Interviewer: "Are you a compulsive liar, who works only for the benefit of the richest in the nation?"
Governor Romney: "Of course."
Interviewer: "Have you ever picked your feet in Poughkeepsie?"
Governor Romney: "That's what overwhelmingly the games are about."
Interviewer: "Excuse me?"
Governor Romney: "Number one."
Interviewer: "Come again?"
Governor Romney: "Of course."
Interviewer: "I just want to be absolutely clear about this... you are unequivocally a Poughkeepsie foot picker?"
Governor Romney: "Of course."
Interviewer: "What is your sexual preference Governor, if you don't mind my asking?"
Governor Romney: "The athletes of course."
Interviewer: "Excuse me?"
Governor Romney: "The athletes."
Interviewer: "You like to have sex with the athletes?"
Governor Romney: "Of course."
Interviewer: "Did you have sex with the athletes when you ran the Olympics in 2002?"
Governor Romney: "Of course."
Interviewer: "One last question Governor. Are you like the biggest freaking asshole the world has ever seen?"
Governor Romney: "Of course, number one."

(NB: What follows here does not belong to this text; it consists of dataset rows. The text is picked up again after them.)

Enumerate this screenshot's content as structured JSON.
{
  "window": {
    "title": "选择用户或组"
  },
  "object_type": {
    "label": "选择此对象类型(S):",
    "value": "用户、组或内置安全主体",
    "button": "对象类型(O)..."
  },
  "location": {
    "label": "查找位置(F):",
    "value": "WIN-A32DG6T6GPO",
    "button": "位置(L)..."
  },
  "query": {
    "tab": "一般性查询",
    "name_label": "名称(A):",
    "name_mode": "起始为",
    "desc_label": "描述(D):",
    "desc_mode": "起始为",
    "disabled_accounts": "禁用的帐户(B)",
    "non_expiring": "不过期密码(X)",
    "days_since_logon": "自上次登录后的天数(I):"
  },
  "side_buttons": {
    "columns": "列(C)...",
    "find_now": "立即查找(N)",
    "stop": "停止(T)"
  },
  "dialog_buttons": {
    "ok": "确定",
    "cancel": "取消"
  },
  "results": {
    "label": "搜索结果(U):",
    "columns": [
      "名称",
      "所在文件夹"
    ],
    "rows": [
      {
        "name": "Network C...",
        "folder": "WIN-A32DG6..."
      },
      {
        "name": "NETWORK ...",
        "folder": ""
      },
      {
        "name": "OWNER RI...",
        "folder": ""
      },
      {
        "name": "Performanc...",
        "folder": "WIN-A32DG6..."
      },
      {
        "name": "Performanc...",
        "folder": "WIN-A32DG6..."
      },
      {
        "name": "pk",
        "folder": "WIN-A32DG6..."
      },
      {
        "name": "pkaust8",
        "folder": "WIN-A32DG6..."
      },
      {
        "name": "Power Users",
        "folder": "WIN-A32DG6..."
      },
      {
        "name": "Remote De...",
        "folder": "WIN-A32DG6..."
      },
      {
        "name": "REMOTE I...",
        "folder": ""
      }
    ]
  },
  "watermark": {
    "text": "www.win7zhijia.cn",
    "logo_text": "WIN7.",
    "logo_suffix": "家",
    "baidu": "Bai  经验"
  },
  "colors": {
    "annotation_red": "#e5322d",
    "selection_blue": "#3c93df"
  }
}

Why I could have Romney say: "Hi. I'm Mitt Romney and I'm running for president of the United States. I'm also an effeminate blatherskite with an addiction to Indonesian child pornography, and suffer from a bad case of piles, incontinence, and horrible, foul smelling out of control flatulence that is at once pleasing and somewhat disconcerting at the same time. I'm also a socialist, commie, Nazi sympathizer with a predilection toward fascist anarchy. I'm a practicing Muslim Hindu. My mother was a marsupial, and my dad a Bohemian midget whose diet consisted of spoiled cabbage and mustard sauce. I practice infidelity as much as possible, two or three times a day if I can arrange it. I do worship Beelzebub, the great Lord of the Flies, and hope to one day soon join him in the seething bowels of hell only to return to wreck havoc upon all of mankind," if I so desired.
The point I'm so delicately trying to make here is that by lying in a political campaign you can get your opponent to have any position that is advantageous for your own position.
We've discussed downright lies quite a bit in this post. What about gaffes.
"The private sector is doing just fine," is an example of a gaffe that the President made during a press conference on the economy. I knew that the moment he said it, and sure enough the right wing media and the Romney campaign pounced on it in a couple of nanoseconds. Why did he say it? Most likely because he was more concerned with the public sector employment rate at the time, and he didn't realize what fodder he was providing for the right.
Now the gaffe that Mr. Romney made in that first clip above was made because... I honestly don't know. Considering our close relationship with Great Britain, it was very much like a distant relative coming over to visit for the first time and saying your house smells like crap. It's remarkable really.
Alright, enough of this, I have to get back to woman's beach volleyball.
Now that's something true and beautiful.